«Vous ne me toucherez pas, voyez-vous! disait-elle.
J'ai reçu des leçons d'escrime, quand j'étais jeune. Je regrette même de n'avoir pas continué... Prenez garde à vos doigts. Là, qu'est-ce que je vous disais!» Elle semblait jouer. Elle ne tapait pas fort, s'amusant seulement à lui cingler la peau chaque fois qu'il hasardait ses mains en avant. Et elle était si prompte à la riposte qu'il ne pouvait même plus arriver jusqu'à son vêtement. D'abord, il avait voulu lui prendre les épaules; mais, atteint deux fois par la cravache, il s'était attaqué à la taille; puis, touché encore, il venait traîtreusement de se baisser jusqu'à ses genoux, pas assez vite cependant pour éviter une pluie de petits coups, sous lesquels il dut se relever. C'était une grêle, à droite, à gauche, dont on entendait le léger claquement.
Rougon, criblé, la peau cuisante, recula un instant. Il était très rouge maintenant, avec des gouttes de sueur qui commençaient à perler sur ses tempes. L'odeur forte de l'écurie le grisait; l'ombre, chaude d'une buée animale, l'encourageait à tout risquer. Alors, le jeu changea. Il se jeta sur Clorinde rudement, par élans brusques. Et elle, sans cesser de rire et de causer, n'éparpilla plus les cinglements de cravache en tapes amicales, frappa des coups secs, un seul chaque fois, de plus en plus fort. Elle était très belle ainsi, la jupe serrée aux jambes, les reins souples dans son corsage collant, pareille à un serpent agile, d'un bleu noir. Quand elle fouettait l'air de son bras, la ligne de sa gorge, un peu renversée, avait un grand charme.
«Voyons, est-ce fini? demanda-t-elle en riant. Vous vous lasserez le premier, mon cher.» Mais ce furent les derniers mots qu'elle prononça.
Rougon, affolé, effrayant, la face pourpre, se ruait avec un souffle haletant de taureau échappé. Elle-même, heureuse de taper sur cet homme, avait dans les yeux une lueur de cruauté qui s'allumait. Muette à son tour, elle quitta le mur, elle s'avança superbement au milieu de l'écurie; et elle tournait sur elle-même, multipliant les coups, le tenant à distance, l'atteignant aux jambes, aux bras, au ventre, aux épaules; tandis que, stupide, énorme, il dansait, pareil à une bête sous le fouet d'un dompteur. Elle tapait de haut, comme grandie, fière, les joues pâles, gardant aux lèvres un sourire nerveux.
Pourtant, sans qu'elle le remarquât, il la poussait au fond, vers une porte ouverte qui donnait sur une seconde pièce, où l'on serrait une provision de paille et de foin. Puis, comme elle défendait sa cravache, dont il faisait mine de vouloir s'emparer, il la saisit aux hanches, malgré les coups, et l'envoya rouler sur la paille, à travers la porte, d'un tel élan, qu'il y vint tomber à côté d'elle.

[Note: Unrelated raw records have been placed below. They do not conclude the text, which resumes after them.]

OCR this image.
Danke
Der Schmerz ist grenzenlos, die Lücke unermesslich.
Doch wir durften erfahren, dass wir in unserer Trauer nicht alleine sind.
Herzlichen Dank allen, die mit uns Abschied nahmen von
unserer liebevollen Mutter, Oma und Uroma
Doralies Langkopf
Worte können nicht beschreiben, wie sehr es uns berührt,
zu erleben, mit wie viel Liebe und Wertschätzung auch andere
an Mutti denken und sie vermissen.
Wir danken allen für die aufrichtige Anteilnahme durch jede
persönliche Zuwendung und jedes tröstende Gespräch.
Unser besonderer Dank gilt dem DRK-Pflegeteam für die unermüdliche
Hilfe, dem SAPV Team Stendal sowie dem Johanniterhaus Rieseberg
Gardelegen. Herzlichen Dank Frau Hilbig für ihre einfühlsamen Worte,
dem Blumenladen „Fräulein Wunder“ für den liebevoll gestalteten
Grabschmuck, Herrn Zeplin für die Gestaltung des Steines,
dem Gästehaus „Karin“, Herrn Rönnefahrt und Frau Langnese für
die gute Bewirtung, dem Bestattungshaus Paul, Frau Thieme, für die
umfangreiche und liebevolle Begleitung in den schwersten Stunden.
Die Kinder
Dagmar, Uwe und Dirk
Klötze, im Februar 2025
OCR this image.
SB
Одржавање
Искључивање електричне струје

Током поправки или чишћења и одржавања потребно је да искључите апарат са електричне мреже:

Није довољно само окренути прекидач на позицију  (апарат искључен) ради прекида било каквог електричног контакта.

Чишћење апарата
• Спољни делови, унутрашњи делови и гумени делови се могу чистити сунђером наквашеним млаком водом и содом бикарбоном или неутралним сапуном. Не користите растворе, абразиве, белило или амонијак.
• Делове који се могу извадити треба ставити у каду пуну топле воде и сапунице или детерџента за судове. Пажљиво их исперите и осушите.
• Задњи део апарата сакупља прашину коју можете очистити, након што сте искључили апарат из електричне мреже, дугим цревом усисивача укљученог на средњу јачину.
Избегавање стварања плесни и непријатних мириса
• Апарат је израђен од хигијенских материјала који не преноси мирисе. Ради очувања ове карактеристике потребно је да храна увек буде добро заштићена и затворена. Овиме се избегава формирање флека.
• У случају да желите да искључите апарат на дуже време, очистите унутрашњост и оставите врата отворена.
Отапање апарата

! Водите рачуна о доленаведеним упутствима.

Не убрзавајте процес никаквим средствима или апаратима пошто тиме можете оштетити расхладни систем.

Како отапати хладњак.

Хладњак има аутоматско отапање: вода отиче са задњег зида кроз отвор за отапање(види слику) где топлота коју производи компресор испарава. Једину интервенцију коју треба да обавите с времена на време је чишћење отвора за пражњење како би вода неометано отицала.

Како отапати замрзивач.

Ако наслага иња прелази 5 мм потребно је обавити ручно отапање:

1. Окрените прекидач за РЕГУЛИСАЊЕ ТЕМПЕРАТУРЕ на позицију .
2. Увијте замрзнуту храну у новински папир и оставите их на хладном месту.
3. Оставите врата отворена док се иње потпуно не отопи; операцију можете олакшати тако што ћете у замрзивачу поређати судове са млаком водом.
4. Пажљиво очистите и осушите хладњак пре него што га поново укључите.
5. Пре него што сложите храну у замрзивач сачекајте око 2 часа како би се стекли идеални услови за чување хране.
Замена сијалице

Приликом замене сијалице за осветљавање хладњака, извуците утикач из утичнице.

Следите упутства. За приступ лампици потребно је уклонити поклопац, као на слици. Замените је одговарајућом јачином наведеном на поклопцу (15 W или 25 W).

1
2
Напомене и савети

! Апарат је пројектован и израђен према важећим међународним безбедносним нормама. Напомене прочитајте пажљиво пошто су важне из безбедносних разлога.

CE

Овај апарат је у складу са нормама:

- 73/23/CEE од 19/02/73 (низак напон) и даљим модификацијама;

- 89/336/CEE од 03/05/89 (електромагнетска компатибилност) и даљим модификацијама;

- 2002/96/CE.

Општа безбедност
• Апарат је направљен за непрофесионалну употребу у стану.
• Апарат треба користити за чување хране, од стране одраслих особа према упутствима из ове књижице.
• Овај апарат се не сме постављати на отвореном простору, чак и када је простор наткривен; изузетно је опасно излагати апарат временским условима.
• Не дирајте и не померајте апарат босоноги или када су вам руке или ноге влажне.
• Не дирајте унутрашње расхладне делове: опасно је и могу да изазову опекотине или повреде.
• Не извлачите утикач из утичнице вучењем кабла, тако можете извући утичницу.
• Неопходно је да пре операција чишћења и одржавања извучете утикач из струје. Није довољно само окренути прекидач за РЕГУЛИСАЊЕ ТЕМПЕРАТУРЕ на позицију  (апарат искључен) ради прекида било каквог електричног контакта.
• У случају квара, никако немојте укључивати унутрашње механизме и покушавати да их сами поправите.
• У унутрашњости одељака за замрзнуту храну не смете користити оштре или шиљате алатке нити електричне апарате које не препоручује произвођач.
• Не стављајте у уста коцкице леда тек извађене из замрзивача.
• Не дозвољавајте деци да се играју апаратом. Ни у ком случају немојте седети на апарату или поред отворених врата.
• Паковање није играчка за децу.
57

Elle ne jeta pas un cri. A toute volée, de toutes ses forces, elle lui cravacha la figure, d'une oreille à l'autre.
«Garce!» cria-t-il.
Et il lâcha des mots orduriers, jurant, toussant, étranglant. Il la tutoya, il lui dit qu'elle avait couché avec tout le monde, avec le cocher, avec le banquier, avec Pozzo.
Puis, il demanda:
«Pourquoi ne voulez-vous pas avec moi?» Elle ne daigna pas répondre. Elle était debout, immobile, la face toute blanche, dans une tranquillité hautaine de statue.